Thirty six eyes (randomised selection) of 22 consecutive patients (7 PSX glaucoma, 6 normal tension glaucoma, 9 primary open angle glaucoma) of the Department of Ophthalmology (Erlangen) were examined on three days with the HRA (Heidelberg-Retina-Angiograph II): The fundus was excited with an argon-laser (wavelength 488 nm) using confocal scanning laser ophthalmoscopy and the emitted light above 500 nm wavelength was detected. The reproducibility of 15 HRA images was analyzed (intraindividual analysis, 5 images per day on 3 days). Evaluating the intra-/interobserver-reliability, the PAF was measured by 2 experienced ophthalmologists (U1 and U2) and one beginner (U3) analyzing 5 images of the third examination day.
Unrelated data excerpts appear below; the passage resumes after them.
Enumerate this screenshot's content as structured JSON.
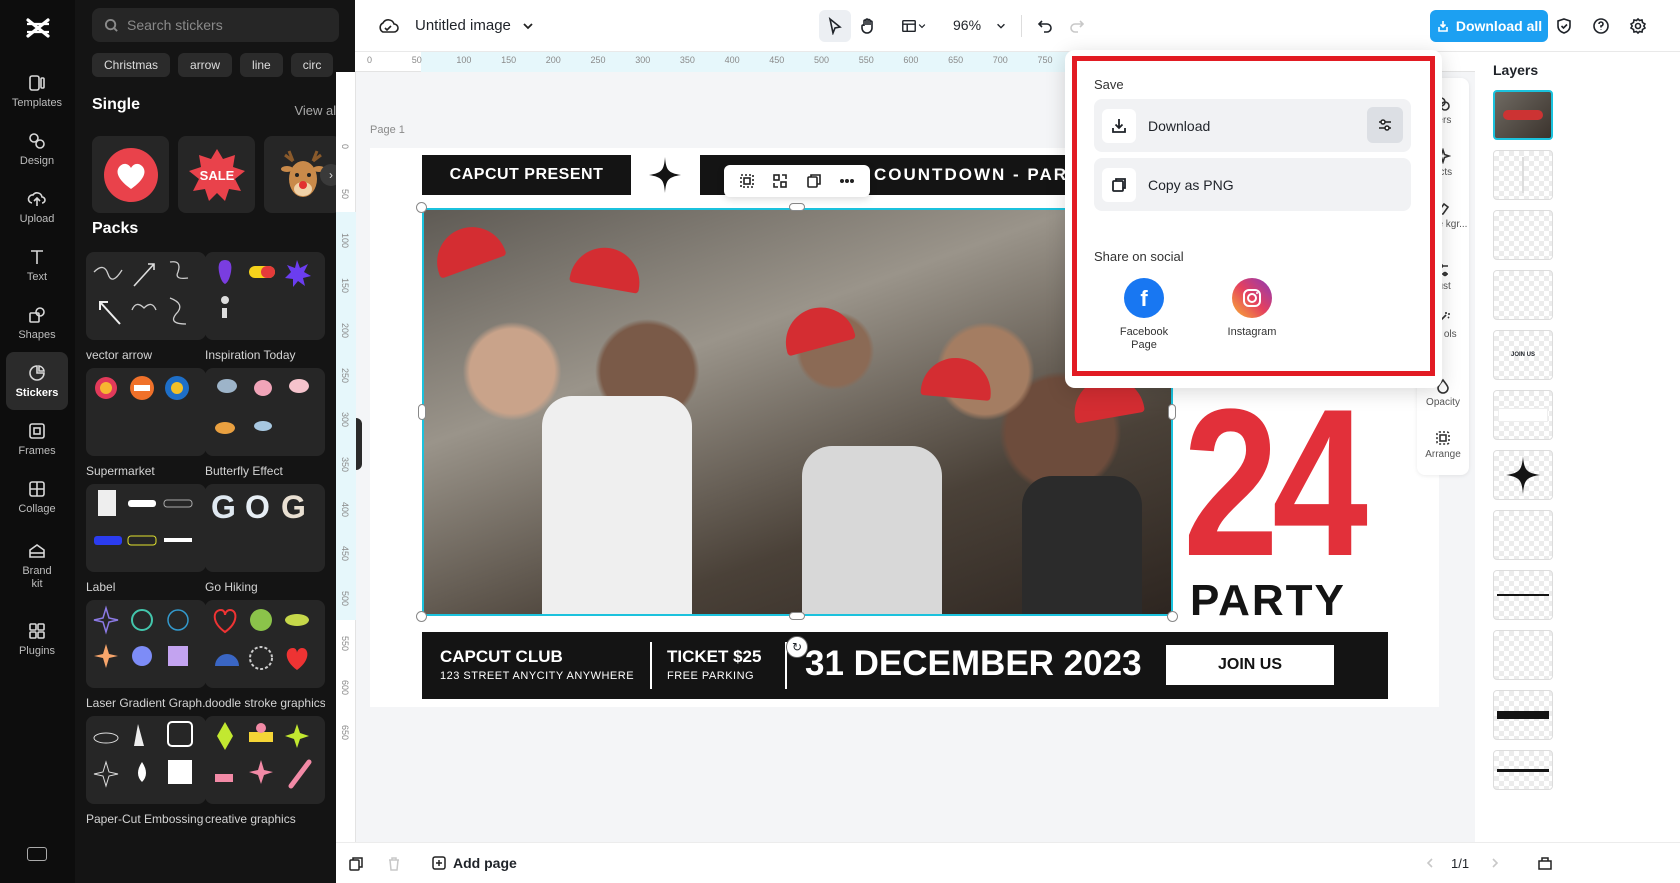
{
  "rail": {
    "items": [
      {
        "label": "Templates",
        "icon": "templates-icon"
      },
      {
        "label": "Design",
        "icon": "design-icon"
      },
      {
        "label": "Upload",
        "icon": "upload-icon"
      },
      {
        "label": "Text",
        "icon": "text-icon"
      },
      {
        "label": "Shapes",
        "icon": "shapes-icon"
      },
      {
        "label": "Stickers",
        "icon": "stickers-icon"
      },
      {
        "label": "Frames",
        "icon": "frames-icon"
      },
      {
        "label": "Collage",
        "icon": "collage-icon"
      },
      {
        "label": "Brand kit",
        "icon": "brand-kit-icon"
      },
      {
        "label": "Plugins",
        "icon": "plugins-icon"
      }
    ],
    "active": "Stickers"
  },
  "panel": {
    "search_placeholder": "Search stickers",
    "chips": [
      "Christmas",
      "arrow",
      "line",
      "circ"
    ],
    "single_title": "Single",
    "view_all": "View all",
    "single_stickers": [
      "heart",
      "SALE",
      "reindeer"
    ],
    "packs_title": "Packs",
    "packs": [
      {
        "label": "vector arrow"
      },
      {
        "label": "Inspiration Today"
      },
      {
        "label": "Supermarket"
      },
      {
        "label": "Butterfly Effect"
      },
      {
        "label": "Label"
      },
      {
        "label": "Go Hiking"
      },
      {
        "label": "Laser Gradient Graph..."
      },
      {
        "label": "doodle stroke graphics"
      },
      {
        "label": "Paper-Cut Embossing"
      },
      {
        "label": "creative graphics"
      }
    ]
  },
  "topbar": {
    "title": "Untitled image",
    "zoom": "96%",
    "download_all": "Download all"
  },
  "ruler": {
    "h_ticks": [
      "0",
      "50",
      "100",
      "150",
      "200",
      "250",
      "300",
      "350",
      "400",
      "450",
      "500",
      "550",
      "600",
      "650",
      "700",
      "750"
    ],
    "v_ticks": [
      "0",
      "50",
      "100",
      "150",
      "200",
      "250",
      "300",
      "350",
      "400",
      "450",
      "500",
      "550",
      "600",
      "650"
    ]
  },
  "canvas": {
    "page_label": "Page 1",
    "capcut_present": "CAPCUT PRESENT",
    "countdown": "COUNTDOWN - PART",
    "big_number": "24",
    "party": "PARTY",
    "club": "CAPCUT CLUB",
    "address": "123 STREET ANYCITY ANYWHERE",
    "ticket": "TICKET $25",
    "parking": "FREE PARKING",
    "date": "31 DECEMBER 2023",
    "join": "JOIN US"
  },
  "popover": {
    "save_label": "Save",
    "download_label": "Download",
    "copy_label": "Copy as PNG",
    "share_label": "Share on social",
    "facebook_label": "Facebook Page",
    "instagram_label": "Instagram"
  },
  "right_tools": [
    "ters",
    "ects",
    "move kgr...",
    "just",
    "art ols",
    "Opacity",
    "Arrange"
  ],
  "layers": {
    "title": "Layers",
    "thumb_text": "JOIN US"
  },
  "bottombar": {
    "add_page": "Add page",
    "page_count": "1/1"
  },
  "colors": {
    "accent": "#1ca0f2",
    "highlight": "#e21b23",
    "party_red": "#e2303a",
    "selection": "#1bc2dd"
  }
}
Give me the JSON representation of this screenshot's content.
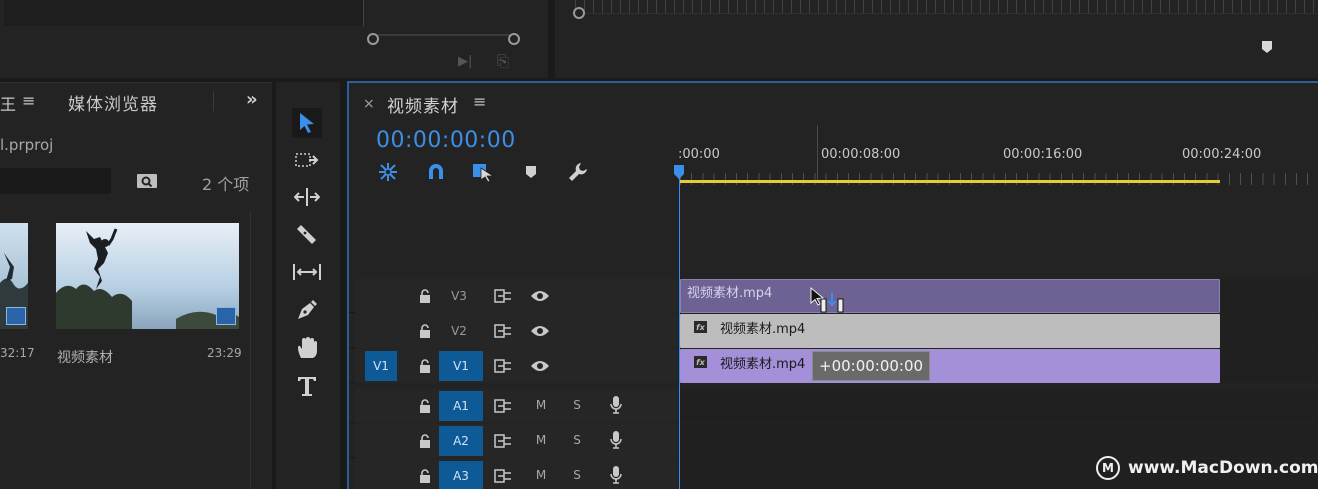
{
  "project": {
    "tab_project_partial": "王",
    "tab_menu": "≡",
    "tab_media_browser": "媒体浏览器",
    "overflow": "»",
    "project_file": "l.prproj",
    "item_count": "2 个项",
    "items": [
      {
        "duration": "32:17"
      },
      {
        "name": "视频素材",
        "duration": "23:29"
      }
    ]
  },
  "timeline": {
    "close": "×",
    "sequence_name": "视频素材",
    "menu": "≡",
    "timecode": "00:00:00:00",
    "ruler_labels": [
      ":00:00",
      "00:00:08:00",
      "00:00:16:00",
      "00:00:24:00"
    ],
    "tracks": {
      "v3": "V3",
      "v2": "V2",
      "v1": "V1",
      "v1_source": "V1",
      "a1": "A1",
      "a2": "A2",
      "a3": "A3",
      "mute": "M",
      "solo": "S"
    },
    "clips": {
      "v3": "视频素材.mp4",
      "v2": "视频素材.mp4",
      "v1": "视频素材.mp4",
      "fx": "fx"
    },
    "drag_tooltip": "+00:00:00:00"
  },
  "watermark": {
    "logo": "M",
    "text": "www.MacDown.com"
  },
  "colors": {
    "accent_blue": "#3c8fe8",
    "track_blue": "#0e5a97",
    "work_area_yellow": "#e4cc3a",
    "clip_v3_ghost": "#6e6193",
    "clip_v2_gray": "#bdbdbd",
    "clip_v1_violet": "#a390d8"
  }
}
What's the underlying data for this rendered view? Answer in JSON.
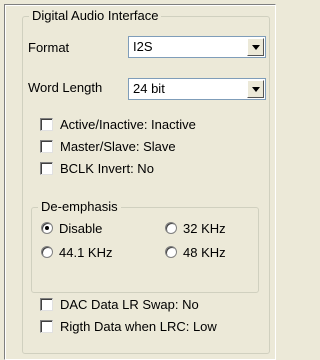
{
  "digital_audio_interface": {
    "title": "Digital Audio Interface",
    "format": {
      "label": "Format",
      "value": "I2S"
    },
    "word_length": {
      "label": "Word Length",
      "value": "24 bit"
    },
    "checkboxes": [
      {
        "label": "Active/Inactive: Inactive",
        "checked": false
      },
      {
        "label": "Master/Slave: Slave",
        "checked": false
      },
      {
        "label": "BCLK Invert: No",
        "checked": false
      }
    ],
    "deemphasis": {
      "title": "De-emphasis",
      "options": [
        {
          "label": "Disable",
          "selected": true
        },
        {
          "label": "32 KHz",
          "selected": false
        },
        {
          "label": "44.1 KHz",
          "selected": false
        },
        {
          "label": "48 KHz",
          "selected": false
        }
      ]
    },
    "bottom_checkboxes": [
      {
        "label": "DAC Data LR Swap: No",
        "checked": false
      },
      {
        "label": "Rigth Data when LRC: Low",
        "checked": false
      }
    ]
  }
}
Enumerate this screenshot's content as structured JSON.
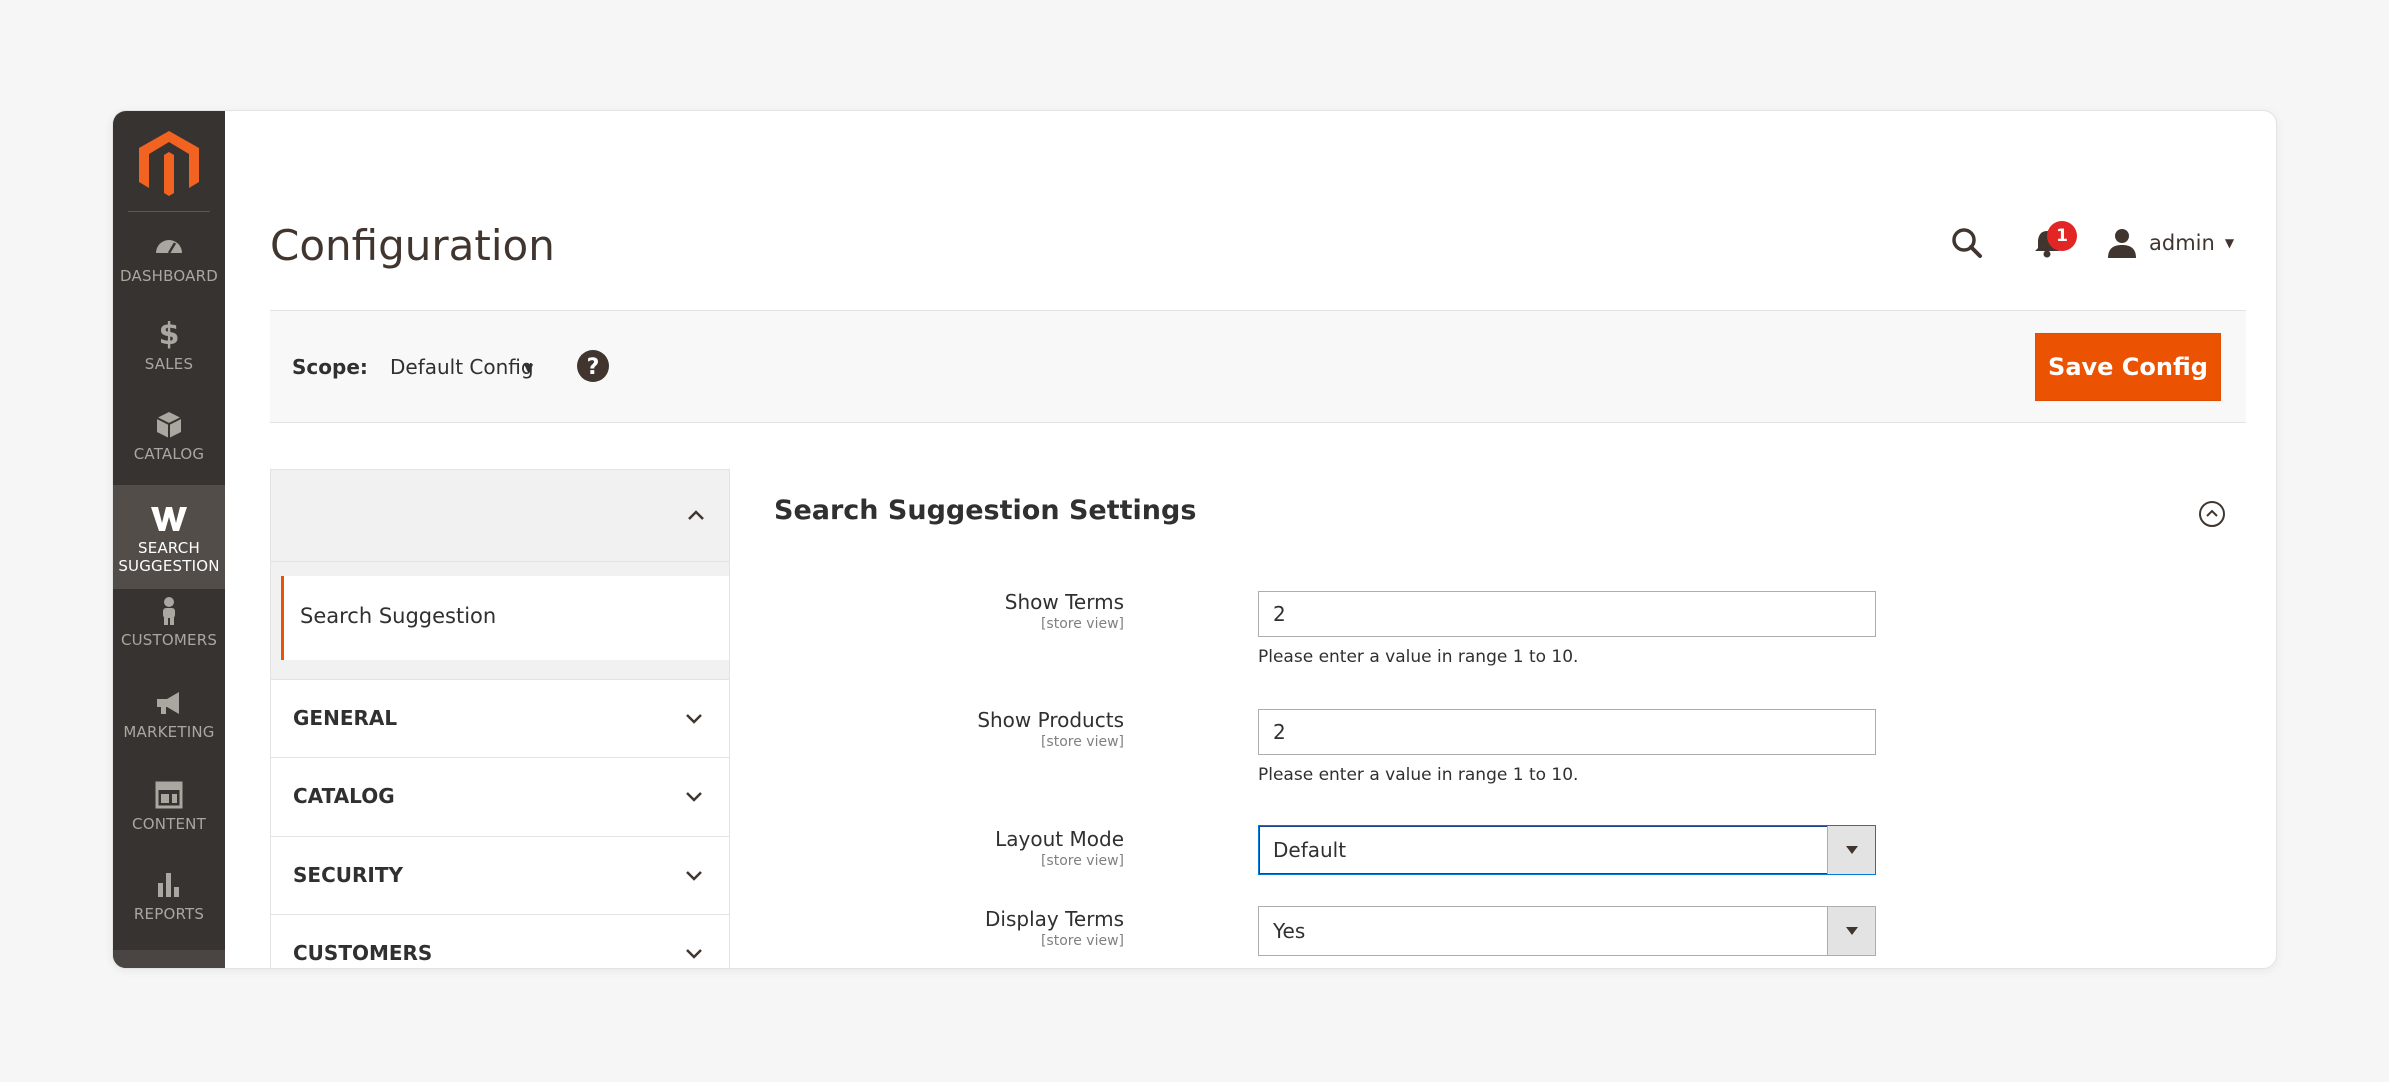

A standardized glaucoma analysis was performed in each patient.
The mean PAF was evaluated by the different observers: U1 0.154 ± 0.069 mm² [range: 0.04 - 0.29], U2 0.148 ± 0.094mm² [0.03 - 0.37], and U3 0.243 ± 0.135 mm² [0.05 - 0.68] on third day. Cronbach's alpha was 0.716 for the interobserver reliability. The intraobserver reliability for the PAF measurements on three different days was for all three investigators more than 0.91.
Manual PAF-analysis shows good intraobserver reproducibility in contrast to interobserver analysis. Only well experienced and trained ophthalmologists should be allowed to perform this measurement for clinical investigation. A computerized PAF detection should simplify and standardize the PAF-measurement.